I am beyond fascinated by the interactions between competing intelligences that exist in the stock market. It is a bizarre mishmash of humans, AIs, and both (cyborgpeople?).
One recent strategy that exploits this interaction is ‘spoofing‘. The description from the link:
- You place an order to sell a million widgets at $104.
- You immediately place an order to buy 10 widgets at $101.
- Everyone sees the million-widget order and is like, “Wow, lotta supply, the market is going down, better dump my widgets!”
- So someone is happy to sell you 10 widgets for $101 each.
- Then you immediately cancel your million-widget order, leaving you with 10 widgets for which you paid $1,010.
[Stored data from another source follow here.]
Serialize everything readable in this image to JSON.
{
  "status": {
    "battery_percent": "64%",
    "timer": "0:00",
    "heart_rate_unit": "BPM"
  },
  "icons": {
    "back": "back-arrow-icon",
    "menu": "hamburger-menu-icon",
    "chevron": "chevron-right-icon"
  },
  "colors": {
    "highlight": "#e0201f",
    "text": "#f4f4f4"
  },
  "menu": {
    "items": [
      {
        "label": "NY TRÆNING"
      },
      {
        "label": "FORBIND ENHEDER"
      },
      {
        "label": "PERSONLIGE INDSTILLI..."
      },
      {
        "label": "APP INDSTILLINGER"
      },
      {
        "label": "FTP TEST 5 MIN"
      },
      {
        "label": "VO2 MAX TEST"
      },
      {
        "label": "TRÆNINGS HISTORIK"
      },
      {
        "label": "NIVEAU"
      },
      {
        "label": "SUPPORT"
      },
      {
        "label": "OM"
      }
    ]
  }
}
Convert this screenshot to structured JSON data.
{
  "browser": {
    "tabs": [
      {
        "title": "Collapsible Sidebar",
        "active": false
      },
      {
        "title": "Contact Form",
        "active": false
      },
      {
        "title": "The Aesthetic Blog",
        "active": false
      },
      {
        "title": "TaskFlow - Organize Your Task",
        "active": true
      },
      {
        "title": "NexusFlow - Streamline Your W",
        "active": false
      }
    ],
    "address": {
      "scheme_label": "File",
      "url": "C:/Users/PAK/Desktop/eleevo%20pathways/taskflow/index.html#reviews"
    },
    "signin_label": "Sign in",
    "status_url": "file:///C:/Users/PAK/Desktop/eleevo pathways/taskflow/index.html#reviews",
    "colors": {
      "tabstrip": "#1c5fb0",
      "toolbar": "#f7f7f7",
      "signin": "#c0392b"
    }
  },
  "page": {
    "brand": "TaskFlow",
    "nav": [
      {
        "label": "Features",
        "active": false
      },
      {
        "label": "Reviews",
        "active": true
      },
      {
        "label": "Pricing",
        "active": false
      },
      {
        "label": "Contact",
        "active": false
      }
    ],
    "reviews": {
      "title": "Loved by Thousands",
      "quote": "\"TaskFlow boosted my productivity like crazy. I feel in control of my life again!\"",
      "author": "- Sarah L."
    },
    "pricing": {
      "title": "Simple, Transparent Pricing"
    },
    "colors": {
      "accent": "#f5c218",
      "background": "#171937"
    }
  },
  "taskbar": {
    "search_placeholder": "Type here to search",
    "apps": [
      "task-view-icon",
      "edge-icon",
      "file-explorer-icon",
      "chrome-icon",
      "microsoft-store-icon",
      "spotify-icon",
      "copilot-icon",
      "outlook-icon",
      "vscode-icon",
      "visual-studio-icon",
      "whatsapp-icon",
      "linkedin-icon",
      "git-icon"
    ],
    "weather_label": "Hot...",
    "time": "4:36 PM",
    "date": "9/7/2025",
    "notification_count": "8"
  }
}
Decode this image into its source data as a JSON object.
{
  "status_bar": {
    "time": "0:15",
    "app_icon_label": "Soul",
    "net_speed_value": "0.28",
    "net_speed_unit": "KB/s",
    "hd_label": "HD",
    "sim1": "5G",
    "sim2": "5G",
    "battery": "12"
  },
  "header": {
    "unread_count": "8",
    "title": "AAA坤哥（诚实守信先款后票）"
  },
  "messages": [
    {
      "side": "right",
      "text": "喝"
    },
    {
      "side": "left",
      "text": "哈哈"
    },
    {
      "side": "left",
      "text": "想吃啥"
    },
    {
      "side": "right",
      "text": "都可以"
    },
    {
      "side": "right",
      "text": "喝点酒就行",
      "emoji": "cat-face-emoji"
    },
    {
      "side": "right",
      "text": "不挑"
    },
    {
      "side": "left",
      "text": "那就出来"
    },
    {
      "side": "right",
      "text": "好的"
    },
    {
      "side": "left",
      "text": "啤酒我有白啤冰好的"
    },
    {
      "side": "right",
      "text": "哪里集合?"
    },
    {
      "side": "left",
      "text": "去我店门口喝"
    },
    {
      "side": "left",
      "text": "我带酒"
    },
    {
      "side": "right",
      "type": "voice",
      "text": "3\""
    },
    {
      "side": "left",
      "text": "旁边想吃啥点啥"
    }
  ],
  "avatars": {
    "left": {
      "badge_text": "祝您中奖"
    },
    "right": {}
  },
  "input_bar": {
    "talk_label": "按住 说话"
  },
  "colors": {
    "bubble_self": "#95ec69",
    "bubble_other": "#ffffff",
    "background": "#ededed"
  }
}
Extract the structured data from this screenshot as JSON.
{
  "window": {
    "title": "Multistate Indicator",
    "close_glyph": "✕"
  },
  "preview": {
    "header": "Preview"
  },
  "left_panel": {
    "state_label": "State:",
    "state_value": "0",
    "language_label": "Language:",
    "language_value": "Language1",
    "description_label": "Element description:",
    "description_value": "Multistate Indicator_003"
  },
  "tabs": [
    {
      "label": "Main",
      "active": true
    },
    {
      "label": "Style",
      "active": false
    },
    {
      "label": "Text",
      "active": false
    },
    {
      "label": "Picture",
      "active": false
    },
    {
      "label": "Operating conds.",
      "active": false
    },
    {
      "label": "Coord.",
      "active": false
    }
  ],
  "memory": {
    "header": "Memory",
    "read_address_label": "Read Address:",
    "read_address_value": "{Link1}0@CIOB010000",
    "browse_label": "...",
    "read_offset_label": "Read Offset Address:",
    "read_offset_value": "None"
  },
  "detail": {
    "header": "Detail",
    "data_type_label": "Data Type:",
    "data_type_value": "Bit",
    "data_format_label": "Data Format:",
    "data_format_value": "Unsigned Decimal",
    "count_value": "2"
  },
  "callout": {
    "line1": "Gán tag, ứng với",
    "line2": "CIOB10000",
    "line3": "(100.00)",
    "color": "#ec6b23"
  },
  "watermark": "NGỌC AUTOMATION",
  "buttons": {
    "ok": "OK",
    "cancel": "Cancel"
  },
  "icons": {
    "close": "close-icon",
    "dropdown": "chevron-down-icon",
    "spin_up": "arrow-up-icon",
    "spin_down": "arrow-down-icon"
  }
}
- Then you place an order to buy a million widgets for $101, and another order to sell 10 widgets at $104.
- Everyone sees the new million-widget order, and since no one has any attention span at all, they are like, “Wow, lotta demand, the market is going up, better buy some widgets!”
- So someone is happy to buy 10 widgets from you for $104 each.
- Then you immediately cancel your million-widget order, leaving you with no widgets, no orders and $30 in sweet sweet profits.
Amusingly enough, you don’t even need a fancy computer program for it – you can just hire a bunch of people who are really good at fast video games and they can click click click those keys fast enough for you.
Now some day trader living in his parent’s basement is accused of using this technique and causing the flash crash of 2010 (it possibly wasn’t him directly, but he could have caused some cascade that led to it).
I’m sitting here with popcorn, waiting to see how the ecosystem of varied intelligences evolves in competition with each other. Sounds like Wall Street needs to take some crash courses in ecology.